Henderson, for her part, simply doesn’t understand the uproar in the public around gender-neutral bathrooms. “All of the bathrooms in my home are gender neutral,” says the 60-year-old. “I don’t check anyone out. I don’t have signs.” She also notes that such facilities offer alternatives for adults who might be accompanied by a young child of a different gender or by a wheelchair-bound student who happens to have a caretaker of a different gender. “It’s just good all around,” she says.

Huntsman, because it is a newer building and was constructed with large, multiple-use, single-sex restrooms, will require more significant facilities updates to incorporate gender-neutral restrooms. “The older buildings were easier to deal with,” Henderson notes, requiring simply that individual-use restrooms be re-labeled for use by people of any gender. The signage of half of the restrooms in the Colonial Penn Center has been updated to reflect this change, Dean Garrett noted in his email.

In Huntsman, new facilities will be constructed on the Forum Level, outside of the Ambani Auditorium on the Walnut Street side. The head of operations identified a space that had the necessary plumbing in place after scouring the building, Henderson says. “The positive part is that this area is a little bit separated from the other areas of Huntsman,” she adds, offering more privacy to those who use it. “Here again, it was all serendipity,” she adds. Because these facilities will require more extensive updates, their completion date will likely be later than the lactation suite.

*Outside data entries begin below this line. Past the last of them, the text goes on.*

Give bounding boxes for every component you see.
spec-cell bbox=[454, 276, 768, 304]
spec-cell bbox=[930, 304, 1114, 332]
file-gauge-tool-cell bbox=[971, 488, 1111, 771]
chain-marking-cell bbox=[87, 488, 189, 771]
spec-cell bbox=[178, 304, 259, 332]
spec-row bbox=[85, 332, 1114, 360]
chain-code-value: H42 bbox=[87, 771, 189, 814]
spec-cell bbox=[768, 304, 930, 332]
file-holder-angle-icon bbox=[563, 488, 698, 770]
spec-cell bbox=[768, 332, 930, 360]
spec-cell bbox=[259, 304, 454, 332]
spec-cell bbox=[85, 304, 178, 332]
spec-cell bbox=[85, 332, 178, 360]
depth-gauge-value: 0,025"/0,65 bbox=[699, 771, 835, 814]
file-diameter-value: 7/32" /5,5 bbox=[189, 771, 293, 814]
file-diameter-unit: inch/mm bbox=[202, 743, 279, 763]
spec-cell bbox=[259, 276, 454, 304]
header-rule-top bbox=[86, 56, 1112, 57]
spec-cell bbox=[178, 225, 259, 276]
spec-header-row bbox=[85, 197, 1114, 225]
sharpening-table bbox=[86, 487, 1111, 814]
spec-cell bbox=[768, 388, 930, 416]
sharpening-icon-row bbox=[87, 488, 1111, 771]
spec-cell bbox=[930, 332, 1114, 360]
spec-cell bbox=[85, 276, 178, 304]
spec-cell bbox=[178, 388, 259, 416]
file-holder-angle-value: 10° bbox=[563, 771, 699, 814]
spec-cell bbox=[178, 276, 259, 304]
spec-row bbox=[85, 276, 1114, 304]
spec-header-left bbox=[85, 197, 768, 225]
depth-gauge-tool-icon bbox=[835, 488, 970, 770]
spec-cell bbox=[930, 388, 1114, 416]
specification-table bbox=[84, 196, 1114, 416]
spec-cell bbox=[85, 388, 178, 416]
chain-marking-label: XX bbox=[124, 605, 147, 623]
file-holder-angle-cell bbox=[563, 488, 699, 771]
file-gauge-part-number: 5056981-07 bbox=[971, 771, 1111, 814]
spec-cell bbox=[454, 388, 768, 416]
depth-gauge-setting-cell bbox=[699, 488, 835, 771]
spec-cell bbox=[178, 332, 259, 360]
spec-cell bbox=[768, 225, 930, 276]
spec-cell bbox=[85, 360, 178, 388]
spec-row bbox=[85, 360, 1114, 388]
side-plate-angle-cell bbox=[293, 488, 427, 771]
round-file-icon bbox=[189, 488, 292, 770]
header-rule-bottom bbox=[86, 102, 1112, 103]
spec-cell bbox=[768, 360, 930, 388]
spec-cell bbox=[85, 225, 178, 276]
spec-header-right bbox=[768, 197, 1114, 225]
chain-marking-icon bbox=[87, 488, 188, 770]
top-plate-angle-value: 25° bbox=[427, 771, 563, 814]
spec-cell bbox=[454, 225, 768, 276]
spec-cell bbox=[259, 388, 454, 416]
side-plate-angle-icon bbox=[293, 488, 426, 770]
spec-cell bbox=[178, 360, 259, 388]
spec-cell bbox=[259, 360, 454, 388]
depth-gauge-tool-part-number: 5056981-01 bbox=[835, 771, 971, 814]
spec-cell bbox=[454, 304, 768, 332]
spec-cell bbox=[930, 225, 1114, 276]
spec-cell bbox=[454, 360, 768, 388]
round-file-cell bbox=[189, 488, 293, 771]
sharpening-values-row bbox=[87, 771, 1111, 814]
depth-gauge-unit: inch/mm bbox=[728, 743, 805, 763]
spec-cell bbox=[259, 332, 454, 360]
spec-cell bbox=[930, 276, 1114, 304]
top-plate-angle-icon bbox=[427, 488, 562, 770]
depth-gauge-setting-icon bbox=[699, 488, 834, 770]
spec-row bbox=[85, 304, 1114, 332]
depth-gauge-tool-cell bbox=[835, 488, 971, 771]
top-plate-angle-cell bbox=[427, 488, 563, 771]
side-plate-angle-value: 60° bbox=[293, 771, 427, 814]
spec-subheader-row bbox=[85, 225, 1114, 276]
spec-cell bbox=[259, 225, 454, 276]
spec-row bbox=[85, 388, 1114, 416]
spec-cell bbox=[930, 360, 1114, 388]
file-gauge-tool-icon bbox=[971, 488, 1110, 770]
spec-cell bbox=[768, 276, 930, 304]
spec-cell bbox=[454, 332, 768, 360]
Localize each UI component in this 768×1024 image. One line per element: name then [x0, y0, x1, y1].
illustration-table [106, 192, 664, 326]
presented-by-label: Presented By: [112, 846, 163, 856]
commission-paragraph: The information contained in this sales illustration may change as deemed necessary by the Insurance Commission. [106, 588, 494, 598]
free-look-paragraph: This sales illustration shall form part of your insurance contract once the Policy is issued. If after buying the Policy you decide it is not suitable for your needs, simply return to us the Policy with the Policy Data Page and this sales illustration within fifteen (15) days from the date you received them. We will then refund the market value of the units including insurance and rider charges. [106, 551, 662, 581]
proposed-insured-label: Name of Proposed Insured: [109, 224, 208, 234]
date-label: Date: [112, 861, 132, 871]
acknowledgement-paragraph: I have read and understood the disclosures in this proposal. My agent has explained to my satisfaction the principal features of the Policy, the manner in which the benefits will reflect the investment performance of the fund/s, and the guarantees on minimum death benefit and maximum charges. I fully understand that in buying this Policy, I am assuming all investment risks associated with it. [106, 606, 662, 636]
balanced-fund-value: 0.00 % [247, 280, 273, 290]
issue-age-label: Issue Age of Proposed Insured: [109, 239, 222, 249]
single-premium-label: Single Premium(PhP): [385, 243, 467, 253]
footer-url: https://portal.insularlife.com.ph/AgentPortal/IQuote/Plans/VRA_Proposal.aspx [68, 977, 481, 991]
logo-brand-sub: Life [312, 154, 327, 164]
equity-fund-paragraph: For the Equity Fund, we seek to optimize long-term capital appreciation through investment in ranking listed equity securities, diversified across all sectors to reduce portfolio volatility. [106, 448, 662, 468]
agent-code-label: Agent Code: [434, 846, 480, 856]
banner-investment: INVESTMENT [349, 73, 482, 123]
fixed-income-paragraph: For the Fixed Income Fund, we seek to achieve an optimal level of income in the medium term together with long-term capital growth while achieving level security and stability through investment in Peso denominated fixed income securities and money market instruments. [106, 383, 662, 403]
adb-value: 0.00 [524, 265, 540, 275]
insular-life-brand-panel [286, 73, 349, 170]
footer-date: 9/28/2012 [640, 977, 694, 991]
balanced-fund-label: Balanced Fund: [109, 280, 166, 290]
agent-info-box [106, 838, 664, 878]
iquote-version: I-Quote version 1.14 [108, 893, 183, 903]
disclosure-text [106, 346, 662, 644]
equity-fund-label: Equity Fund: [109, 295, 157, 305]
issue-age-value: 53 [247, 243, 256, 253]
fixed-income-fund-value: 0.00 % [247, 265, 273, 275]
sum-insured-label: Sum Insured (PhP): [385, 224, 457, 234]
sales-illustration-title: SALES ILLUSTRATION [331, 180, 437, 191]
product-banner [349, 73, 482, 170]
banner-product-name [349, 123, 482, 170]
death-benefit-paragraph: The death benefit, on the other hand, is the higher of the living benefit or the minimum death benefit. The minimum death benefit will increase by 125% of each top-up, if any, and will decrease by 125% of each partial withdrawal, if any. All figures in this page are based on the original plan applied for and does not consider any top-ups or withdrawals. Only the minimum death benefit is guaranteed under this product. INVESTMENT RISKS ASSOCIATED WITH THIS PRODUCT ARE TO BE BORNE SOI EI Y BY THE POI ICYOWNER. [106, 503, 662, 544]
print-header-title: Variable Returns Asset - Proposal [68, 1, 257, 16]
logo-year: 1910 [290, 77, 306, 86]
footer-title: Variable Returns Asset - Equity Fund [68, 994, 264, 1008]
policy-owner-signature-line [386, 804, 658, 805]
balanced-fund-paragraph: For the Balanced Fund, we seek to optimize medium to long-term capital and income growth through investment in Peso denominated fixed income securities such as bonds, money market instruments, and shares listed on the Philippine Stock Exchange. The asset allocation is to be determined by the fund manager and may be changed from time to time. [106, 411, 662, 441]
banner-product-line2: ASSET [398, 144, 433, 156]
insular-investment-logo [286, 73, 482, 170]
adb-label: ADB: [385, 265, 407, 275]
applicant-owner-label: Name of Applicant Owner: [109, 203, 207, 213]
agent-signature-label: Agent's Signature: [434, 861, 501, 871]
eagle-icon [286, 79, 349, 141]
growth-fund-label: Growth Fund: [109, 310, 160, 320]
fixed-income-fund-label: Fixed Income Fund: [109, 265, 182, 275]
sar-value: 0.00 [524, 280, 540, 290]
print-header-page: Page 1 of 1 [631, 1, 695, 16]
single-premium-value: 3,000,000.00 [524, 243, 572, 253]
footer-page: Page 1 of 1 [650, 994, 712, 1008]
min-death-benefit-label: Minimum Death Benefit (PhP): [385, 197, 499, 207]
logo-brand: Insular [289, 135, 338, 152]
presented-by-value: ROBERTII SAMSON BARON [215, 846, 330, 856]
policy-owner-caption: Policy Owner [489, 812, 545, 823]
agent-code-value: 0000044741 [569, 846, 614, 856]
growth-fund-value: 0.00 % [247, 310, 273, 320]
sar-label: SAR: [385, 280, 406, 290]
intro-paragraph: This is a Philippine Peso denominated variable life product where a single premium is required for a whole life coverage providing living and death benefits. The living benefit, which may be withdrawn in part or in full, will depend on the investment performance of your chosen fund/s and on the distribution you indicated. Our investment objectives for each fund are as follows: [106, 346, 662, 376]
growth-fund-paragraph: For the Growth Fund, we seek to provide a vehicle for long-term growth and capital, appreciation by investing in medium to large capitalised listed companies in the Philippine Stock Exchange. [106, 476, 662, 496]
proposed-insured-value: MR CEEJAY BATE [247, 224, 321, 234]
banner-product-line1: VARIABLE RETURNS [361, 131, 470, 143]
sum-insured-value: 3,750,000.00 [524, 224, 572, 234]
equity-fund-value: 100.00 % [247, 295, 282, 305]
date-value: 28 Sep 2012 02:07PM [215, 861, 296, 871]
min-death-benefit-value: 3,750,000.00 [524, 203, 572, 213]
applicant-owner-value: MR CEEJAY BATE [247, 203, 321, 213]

Greater Inclusivity Presents a Win-Win for Wharton
“The administration was incredibly responsive to our proposal, and I think it speaks to the fact that inclusivity and diversity are key topics at business school because they are becoming more and more important in the business world,” Redmond says.

Earlier this year, students at Wharton came together to form the new organization, Return on Equality, whose stated mission is “to make Wharton a pioneering institution that deliberately equips students to be leaders and advocates of inclusive organizational practices, enabling individuals to be recognized and valued as their whole selves.”

“Seeing that group be so welcomed by the administration made it very clear that they are very much on board with creating an inclusive environment,” Redmond says. “Likewise, they understood right away why our proposal was so important because they are thinking about these issues themselves.”

Divinity Matovu, MBA ’17, co-president of Mothers @ Wharton

Matovu confesses that she had not given much thought to gender-neutral restrooms before working with other student groups at Wharton as part of this process. “I became educated about what an important issue it is through this experience, and I will be an ally moving forward,” she says. But even though she was no longer nursing her daughter when she applied to business school, the availability of lactation rooms was something she asked about during campus visits. “I wanted to know whether Wharton was a place that moms could come and feel supported,” she says. “When I found out Wharton didn’t have a lactation room in Huntsman Hall, I was not happy. I feel privileged to be part of the student team that advocated for this change, which will positively impact countless women and their babies in the years ahead.” Now, to those for whom either resource is a distinguishing factor between one school and the next, she thinks they could tip the scales in Wharton’s favor.

Henderson, too, hopes the facilities updates will help prospective applicants view Wharton as an increasingly inclusive community. “The decision about where to go to school is complex, and it’s hard to say that people will choose to come here because of the lactation space or the restrooms, but sometimes these things are symbolic,” she says. “It sends a signal that people at Wharton are thinking about these things.”